The Laki volcano eruption on Iceland in 1783 lasted eight months during which time about 14 cubic km of basaltic lava and some tephra were erupted from a 25-km-long fissure. Haze from the eruption was reported from Iceland to Syria. In Iceland, the haze lead to the loss of most of the island's livestock (by eating fluorine contaminated grass), crop failure (by acid rain), and the death of one-quarter of the human residents (by famine).

It is estimated that 80 Mt of sulfuric acid aerosol was released by the eruption (80 times more than Mount St. Helens). The poison gas cloud killed 30,000 Britons - and it could happen again! In the United Kingdom, the summer of 1783 was known as the "sand-summer" due to ash fallout. We should heed the lessons, experts warn! Tens of thousands of people in the UK face the threat of being poisoned by lethal gas - from volcanoes 1000 km away in Iceland.

People died in such vast numbers because the volcanic cloud exacerbated their respiratory illnesses. According to new research, most victims in Britain died from heart and lung problems caused by the gas and fine dust from the cloud and from associated hot climatic conditions causing additional health problems.
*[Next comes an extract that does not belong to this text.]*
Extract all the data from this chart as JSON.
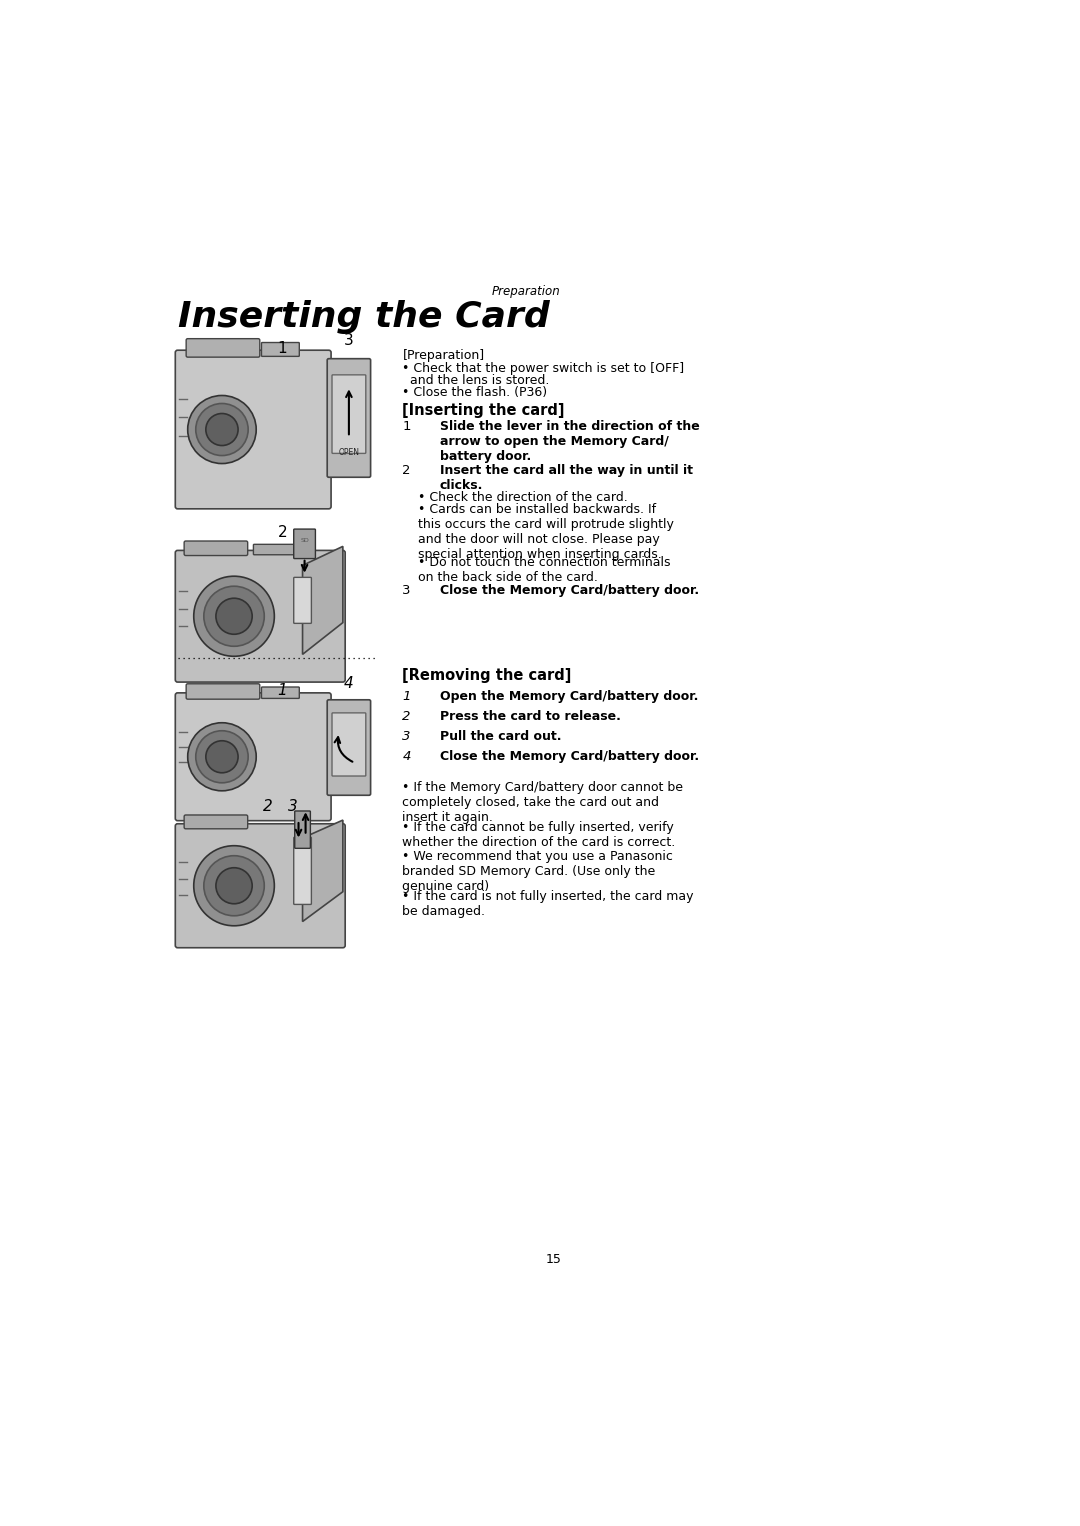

A similar eruption today would kill up to 100,000 people in the UK because it now has a much larger population and a much bigger percentage of it is elderly and therefore more vulnerable.

Iceland has the world's highest number of so-called fissure volcanoes, a particularly dangerous type because of the vast quantities of atmospheric pollution they can produce. Unlike ordinary volcanoes, these erupt when vast cracks, sometimes up to 60 km long, open up in the ground. Icelandic fissure volcanoes can erupt continuously for more than five years. Fissure volcanoes don't erupt as explosively as ordinary volcanoes, so gas and ash aren't thrown up into the upper atmosphere but circulate instead lower down, causing severe air pollution over a very wide area. Winds determine the direction in which the pollution goes (see map of ash fall direction).
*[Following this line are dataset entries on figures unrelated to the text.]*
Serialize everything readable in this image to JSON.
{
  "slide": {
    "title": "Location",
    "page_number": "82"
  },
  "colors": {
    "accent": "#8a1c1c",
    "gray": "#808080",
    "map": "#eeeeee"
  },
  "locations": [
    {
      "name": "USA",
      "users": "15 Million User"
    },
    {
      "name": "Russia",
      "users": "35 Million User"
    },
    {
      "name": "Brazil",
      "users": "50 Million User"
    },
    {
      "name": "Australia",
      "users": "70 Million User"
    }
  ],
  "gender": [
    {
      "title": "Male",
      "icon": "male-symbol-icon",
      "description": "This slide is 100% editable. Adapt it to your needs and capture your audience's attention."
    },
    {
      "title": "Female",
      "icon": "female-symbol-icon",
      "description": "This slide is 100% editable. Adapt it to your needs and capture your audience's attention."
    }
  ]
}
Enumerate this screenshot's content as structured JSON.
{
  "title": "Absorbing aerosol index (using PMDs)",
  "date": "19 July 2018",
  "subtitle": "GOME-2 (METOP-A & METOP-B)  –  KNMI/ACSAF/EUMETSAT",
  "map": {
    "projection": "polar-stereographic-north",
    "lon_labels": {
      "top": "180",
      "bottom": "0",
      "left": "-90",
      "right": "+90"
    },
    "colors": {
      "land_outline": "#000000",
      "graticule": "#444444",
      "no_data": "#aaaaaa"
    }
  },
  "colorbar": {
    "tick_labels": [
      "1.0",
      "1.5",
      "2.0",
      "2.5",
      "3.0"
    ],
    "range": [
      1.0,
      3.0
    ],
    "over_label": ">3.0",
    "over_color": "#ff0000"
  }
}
Apart from causing widespread respiratory problems, the volcanic cloud of 1783 hit Britain in other ways too. Initially it helped to raise temperatures and severely damaged vegetation, including crops. After several months of continuous eruption, sulphur levels in the atmosphere reduced the amount of solar heat reaching the surface and temperatures fell alarmingly.
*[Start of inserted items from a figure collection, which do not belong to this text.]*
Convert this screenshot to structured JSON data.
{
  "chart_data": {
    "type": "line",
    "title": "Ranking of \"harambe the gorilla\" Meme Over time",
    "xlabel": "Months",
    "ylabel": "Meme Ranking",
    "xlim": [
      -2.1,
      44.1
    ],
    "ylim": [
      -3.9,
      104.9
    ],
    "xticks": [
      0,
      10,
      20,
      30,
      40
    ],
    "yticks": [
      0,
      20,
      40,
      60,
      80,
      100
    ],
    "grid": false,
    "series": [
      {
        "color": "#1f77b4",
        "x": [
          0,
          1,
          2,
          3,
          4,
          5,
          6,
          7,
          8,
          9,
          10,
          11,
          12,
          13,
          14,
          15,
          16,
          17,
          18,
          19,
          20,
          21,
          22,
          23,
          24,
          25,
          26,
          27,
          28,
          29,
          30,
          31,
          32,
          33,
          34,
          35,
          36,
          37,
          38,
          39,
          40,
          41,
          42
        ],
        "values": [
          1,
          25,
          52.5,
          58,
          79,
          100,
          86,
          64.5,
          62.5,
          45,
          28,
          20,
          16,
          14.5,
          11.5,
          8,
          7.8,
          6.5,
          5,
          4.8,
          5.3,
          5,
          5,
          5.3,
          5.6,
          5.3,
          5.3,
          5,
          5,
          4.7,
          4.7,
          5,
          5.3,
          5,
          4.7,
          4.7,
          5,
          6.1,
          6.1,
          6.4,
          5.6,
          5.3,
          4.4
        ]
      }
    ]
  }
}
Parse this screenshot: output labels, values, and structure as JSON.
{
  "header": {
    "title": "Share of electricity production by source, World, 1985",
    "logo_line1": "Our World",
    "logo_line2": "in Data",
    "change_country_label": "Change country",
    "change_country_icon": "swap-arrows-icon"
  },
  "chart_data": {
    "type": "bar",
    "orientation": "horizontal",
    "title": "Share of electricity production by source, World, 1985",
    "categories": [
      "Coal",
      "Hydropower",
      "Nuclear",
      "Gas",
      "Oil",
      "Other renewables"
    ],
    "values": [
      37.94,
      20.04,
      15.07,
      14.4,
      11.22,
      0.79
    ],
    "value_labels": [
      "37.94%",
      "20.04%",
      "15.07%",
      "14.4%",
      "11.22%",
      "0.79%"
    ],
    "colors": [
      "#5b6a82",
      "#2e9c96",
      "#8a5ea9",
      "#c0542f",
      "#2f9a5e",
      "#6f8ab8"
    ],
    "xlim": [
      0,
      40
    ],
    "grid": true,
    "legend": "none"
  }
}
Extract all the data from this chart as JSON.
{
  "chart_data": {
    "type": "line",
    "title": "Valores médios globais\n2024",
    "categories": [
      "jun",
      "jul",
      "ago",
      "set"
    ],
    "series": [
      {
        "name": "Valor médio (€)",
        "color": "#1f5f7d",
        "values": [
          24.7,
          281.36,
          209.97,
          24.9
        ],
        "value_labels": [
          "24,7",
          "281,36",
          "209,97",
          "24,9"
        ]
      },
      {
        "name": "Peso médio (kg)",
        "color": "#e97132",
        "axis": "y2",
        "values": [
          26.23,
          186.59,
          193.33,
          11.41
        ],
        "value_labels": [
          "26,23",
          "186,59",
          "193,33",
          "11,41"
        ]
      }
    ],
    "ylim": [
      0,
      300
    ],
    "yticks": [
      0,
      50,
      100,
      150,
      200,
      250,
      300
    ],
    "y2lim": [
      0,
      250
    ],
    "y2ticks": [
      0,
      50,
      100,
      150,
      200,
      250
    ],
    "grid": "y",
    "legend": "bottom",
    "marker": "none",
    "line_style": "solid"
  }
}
A further 200,000 people died in France, the Low Countries and northern Italy. In the eastern United States, the winter average temperature was 4.8 degrees C below the 225 year average. There is also evidence that the Laki eruption had effects beyond Europe and America, with weakened African and Indian monsoon circulations, leading to precipitation anomalies of -1 to -3 mm per day over the Sahel of Africa, resulting in, amongst other effects, low flow in the River Nile.